Waarschijnlijk zal een aantal van deze ontwikkelingen op elkaar inhaken, op manieren en onderwerpen die we ons nog niet kunnen voorstellen. Zoals de manier van denken achter crowd-based activiteiten, de data, de platforms, andere samenwerkingen. Neem de energiesector: nee, energiecoöperaties gaan niet dominant worden, maar er is nu wel veel meer aandacht voor participatie, lokale context en inspraak. Dat alles is mede een gevolg van crowd-based innovaties die veel in beweging hebben gezet. Misschien niet zo disruptief, maar de maatschappelijke impact is er niet minder belangrijk om.

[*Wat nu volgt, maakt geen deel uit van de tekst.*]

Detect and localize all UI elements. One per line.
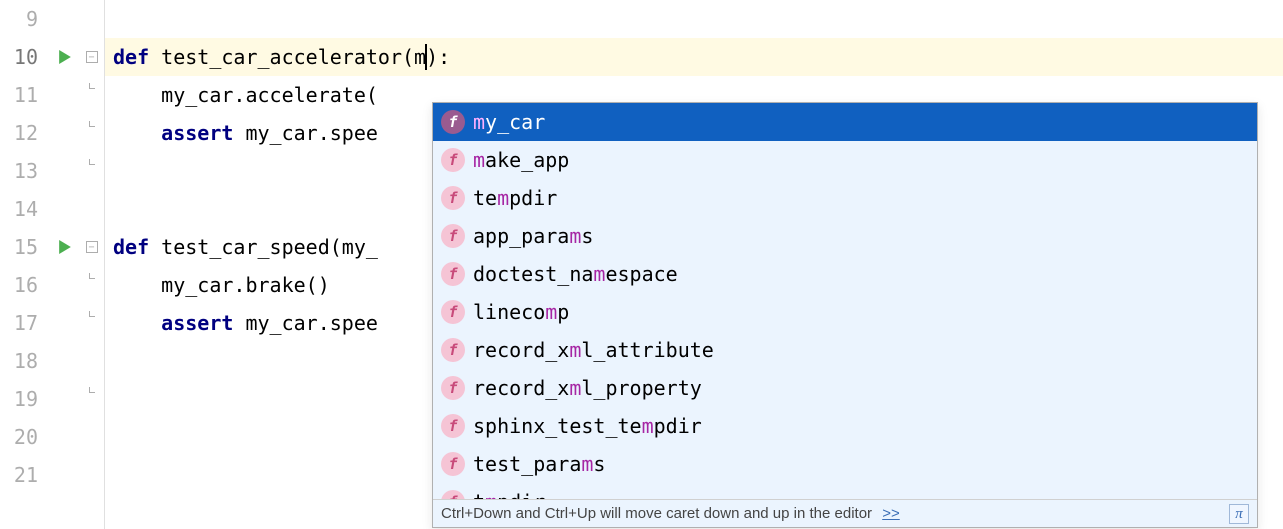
completion-item[interactable]: f make_app [433, 141, 1257, 179]
keyword-assert: assert [161, 121, 233, 145]
code-text: my_car.spee [233, 311, 378, 335]
hint-text: Ctrl+Down and Ctrl+Up will move caret do… [441, 505, 872, 522]
field-icon: f [441, 148, 465, 172]
code-text: my_car.brake() [113, 273, 330, 297]
keyword-def: def [113, 235, 149, 259]
line-number: 9 [0, 0, 38, 38]
completion-label: app_params [473, 217, 593, 255]
completion-label: tempdir [473, 179, 557, 217]
field-icon: f [441, 110, 465, 134]
completion-item[interactable]: f record_xml_attribute [433, 331, 1257, 369]
completion-label: make_app [473, 141, 569, 179]
completion-label: linecomp [473, 293, 569, 331]
line-number: 21 [0, 456, 38, 494]
field-icon: f [441, 224, 465, 248]
keyword-def: def [113, 45, 149, 69]
function-name: test_car_accelerator(m [149, 45, 426, 69]
line-number: 20 [0, 418, 38, 456]
keyword-assert: assert [161, 311, 233, 335]
run-test-icon[interactable] [50, 228, 80, 266]
fold-toggle-icon[interactable]: − [80, 38, 103, 76]
field-icon: f [441, 452, 465, 476]
code-line[interactable]: def test_car_accelerator(m): [105, 38, 1283, 76]
fold-end-icon [80, 114, 103, 152]
fold-end-icon [80, 266, 103, 304]
fold-end-icon [80, 76, 103, 114]
completion-label: doctest_namespace [473, 255, 678, 293]
line-number: 16 [0, 266, 38, 304]
completion-item[interactable]: f linecomp [433, 293, 1257, 331]
completion-list[interactable]: fmy_carfmake_appftempdirfapp_paramsfdoct… [433, 103, 1257, 499]
completion-label: record_xml_attribute [473, 331, 714, 369]
completion-item[interactable]: f my_car [433, 103, 1257, 141]
line-number: 11 [0, 76, 38, 114]
line-number: 12 [0, 114, 38, 152]
fold-markers: − − [80, 0, 104, 529]
field-icon: f [441, 338, 465, 362]
field-icon: f [441, 376, 465, 400]
line-number: 10 [0, 38, 38, 76]
run-test-icon[interactable] [50, 38, 80, 76]
fold-end-icon [80, 152, 103, 190]
code-text: my_car.accelerate( [113, 83, 378, 107]
completion-item[interactable]: f doctest_namespace [433, 255, 1257, 293]
gutter: 9 10 11 12 13 14 15 16 17 18 19 20 21 [0, 0, 105, 529]
completion-item[interactable]: f sphinx_test_tempdir [433, 407, 1257, 445]
fold-end-icon [80, 304, 103, 342]
field-icon: f [441, 300, 465, 324]
line-numbers: 9 10 11 12 13 14 15 16 17 18 19 20 21 [0, 0, 50, 529]
code-text: ): [426, 45, 450, 69]
completion-label: record_xml_property [473, 369, 702, 407]
code-text: my_car.spee [233, 121, 378, 145]
completion-label: tmpdir [473, 483, 545, 499]
field-icon: f [441, 262, 465, 286]
line-number: 18 [0, 342, 38, 380]
completion-label: test_params [473, 445, 605, 483]
line-number: 15 [0, 228, 38, 266]
field-icon: f [441, 490, 465, 499]
pi-icon[interactable]: π [1229, 504, 1249, 524]
completion-label: my_car [473, 103, 545, 141]
function-name: test_car_speed(my_ [149, 235, 378, 259]
text-caret [425, 44, 427, 70]
completion-item[interactable]: ftmpdir [433, 483, 1257, 499]
field-icon: f [441, 414, 465, 438]
field-icon: f [441, 186, 465, 210]
line-number: 17 [0, 304, 38, 342]
line-number: 19 [0, 380, 38, 418]
run-markers [50, 0, 80, 529]
completion-label: sphinx_test_tempdir [473, 407, 702, 445]
fold-toggle-icon[interactable]: − [80, 228, 103, 266]
completion-popup[interactable]: fmy_carfmake_appftempdirfapp_paramsfdoct… [432, 102, 1258, 528]
fold-end-icon [80, 380, 103, 418]
line-number: 13 [0, 152, 38, 190]
completion-item[interactable]: f test_params [433, 445, 1257, 483]
completion-item[interactable]: f tempdir [433, 179, 1257, 217]
code-line[interactable] [105, 0, 1283, 38]
completion-hint-bar: Ctrl+Down and Ctrl+Up will move caret do… [433, 499, 1257, 527]
hint-link[interactable]: >> [882, 505, 900, 522]
line-number: 14 [0, 190, 38, 228]
completion-item[interactable]: f record_xml_property [433, 369, 1257, 407]
completion-item[interactable]: f app_params [433, 217, 1257, 255]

De onderzoekers vertrokken bij dit onderzoek met het doel om publieke waarden in crowd-based innovaties beter te borgen. Aangezien deze innovaties nog niet heel groot zijn geworden – ondanks vele beloftes, dynamiek en het harde werk van velen – was dat achteraf niet de belangrijkste opgave.
Het onderzoek heeft laten zien dat de publieke waarde van CBIs wel groot is. Als aanjagers, uitdagers én bewakers van publieke waarden. Laten we daarom hopen dat de ruimte voor deze innovaties groot blijft.